Drive carefully as you pass Noel Edmonds gently rubbing Blobby’s belly as he’s getting sick on the side of the road. The Blobmobile is pulled into the ditch, hazard lights blinking in a pinkish hue, Blobby chucking up his breakfast, lunch and dinner made all the more entertaining by his googly eyes and vacant stare. The person inside the suit is begging to get out, sweating from motion sickness and synthetic fibres, but Edmonds won’t allow it. “You’ve got to commit to the character”, he stresses as his back rubbing gradually gets lower and lower down Blobby’s back.

 

Caution – Brexit ahead!

Because it is a catastrophe lol! Proceed with caution as you drive down this wonky road without a seatbelt, steering wheel, line of sight or indeed car itself. You must navigate your way with 66 million other confused people in the dead of night, blind, hungry, thirsty and physically weak. Your phone has no signal so you can’t use a map. Instead, you must fall to your knees and crawl into the abyss, weeping at the state of the world and cursing those in charge who have led us all into this shit show.

 

Caution – Teletubbies ahead!

Remain vigilant as the ‘Tubbies try to distract you with their multicoloured midriffs competing for your attention by showing your four favourite television shows at all the best parts. Tinky Winky, Dipsy, La La and Po will be plodding along aimlessly across the road with little regard for road safety. Keep an eye out for random shower heads rising from the ground like some kind of hellish reminder to clean yourself on a regular basis. Maybe stop and purchase some Tubby Custard for sustenance – available at competitive prices!

 

Caution – Everything fine up ahead!

Nothing to worry about here, simply drive as you normally would once you see this warm and reassuring sign. Just kidding!
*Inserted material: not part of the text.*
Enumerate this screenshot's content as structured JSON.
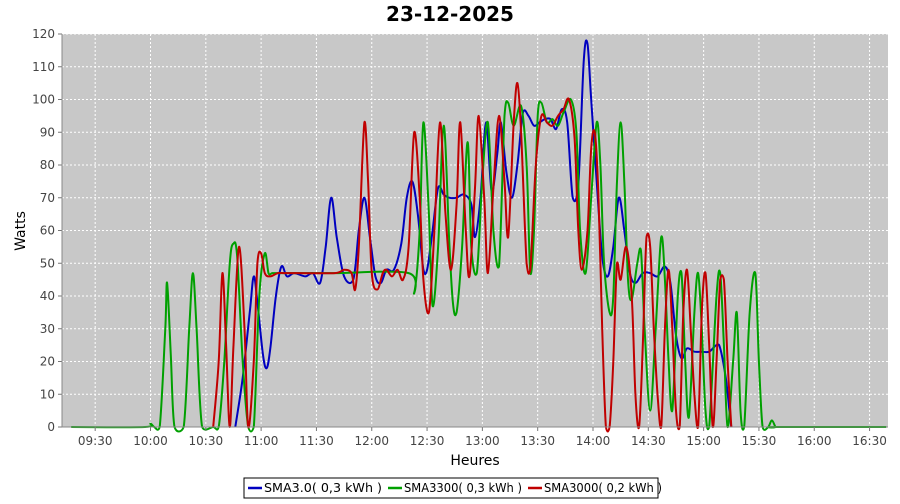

When you shine your headlights on the silhouette, flames appear to provide a sufficient hint of fear. Everything is fine, but also on the whole, everything is not fine. Your car might break down at any minute. Maybe it will explode. Or fail its next MOT. Not to worry, that’s a problem for another day. Keep on truckin’, champ! This is fine.

 

 

Caution – Absolute jester up ahead!

Mate! You’ve been had! You should see your face right now. You looked right at the hand, now you’re getting the gentle arm punch of a lifetime. Don’t try to deny that you looked at it because this modern-but-necessary road sign has built-in infrared technology that scans your retinas. It knows if you’ve looked. Simply drive your car to the designated area up ahead where a member of the Department for Transport will give you a punch. Congratulations for paying attention to the road signs, even though this one has absolutely owned you.

 

Caution – Ogres ahead!

Turn your car around and go home immediately, this is not a road you want to go down. Ogres are notoriously grumpy pricks. The Shrek movies have drastically misled the public with regards to the temperament of ogres and these road signs are here to remind you of that. If you enter an ogre-heavy area, what happens after that point is entirely your own fault. Swamps are ogre territory. You are not going to find a whimsical donkey eager for companionship on this road, nor an adorable footwear-laden cat. Turn around and go home. You’ve been warned.

 

Caution – Mum & Dad’s disapproval of your career choice ahead!

Or whatever you see yourself lol! Stay woke.